Ah, perfect. Thank you so much for all the help with this problem! :)

When a classmate asked me for help with this question and I showed him my work, he brought up a good point: If x<<1 then wouldn't it mean that in my equation P=RTx the x there <<1 too so the RT is negligible as well?

Yes, RTx will be negligible, with respect to what? I don't see any macro quantity anywhere in your equation.

RTx may be negligible, but it is there. In your previous equation (1+bx), bx was negligible in front of 1. But here, it is a quantity, that's another thing you call it negligible.

1 in front of million don't makes much sense, but 1 alone has its worth.

## 1. What is the Taylor series expansion of the van der Waals equation?

The Taylor series expansion of the van der Waals equation is a mathematical method used to approximate the behavior of a gas at high pressures and low temperatures. It is an expansion of the van der Waals equation, which is a modified form of the ideal gas law that takes into account the intermolecular forces between gas molecules. The Taylor series expansion allows for a more accurate prediction of gas behavior at non-ideal conditions.

## 2. How is the Taylor series for the van der Waals equation derived?

The Taylor series for the van der Waals equation is derived by taking the first and second derivatives of the equation with respect to pressure and volume. These derivatives are then evaluated at a specific point, typically the critical point, and used to construct the Taylor series expansion. This series is then truncated to a desired order, with higher orders providing more accurate results.

## 3. What is the significance of the Taylor series expansion for the van der Waals equation?

The Taylor series expansion is significant because it allows for a more accurate prediction of gas behavior at non-ideal conditions. This is especially important for gases that deviate significantly from ideal behavior, such as at high pressures and low temperatures. The expansion also provides insight into the effects of intermolecular forces on gas behavior.

## 4. What are the limitations of the Taylor series expansion for the van der Waals equation?

While the Taylor series expansion provides a more accurate prediction of gas behavior compared to the original van der Waals equation, it is not a perfect model.

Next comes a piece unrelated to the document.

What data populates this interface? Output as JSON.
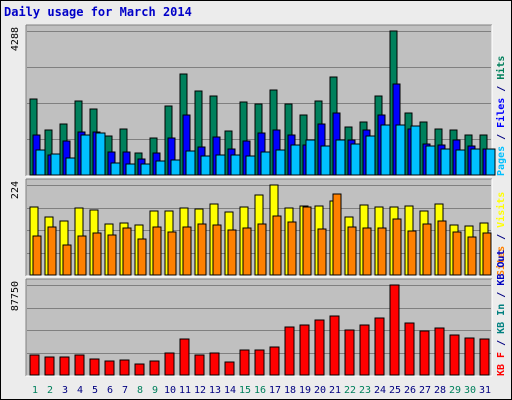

The expansion is only valid for gases that behave according to the van der Waals equation, and it becomes less accurate at extreme pressures and temperatures. Additionally, the accuracy of the expansion depends on the order of the series used, with higher orders providing more accurate results but also requiring more computation.

## 5. How is the Taylor series expansion used in thermodynamic calculations?

The Taylor series expansion is used in thermodynamic calculations to predict gas behavior at non-ideal conditions. It is commonly used in the study of phase transitions, where the behavior of gases deviates significantly from ideal behavior. The expansion is also used in the development of other thermodynamic models and equations, providing a foundation for more complex calculations.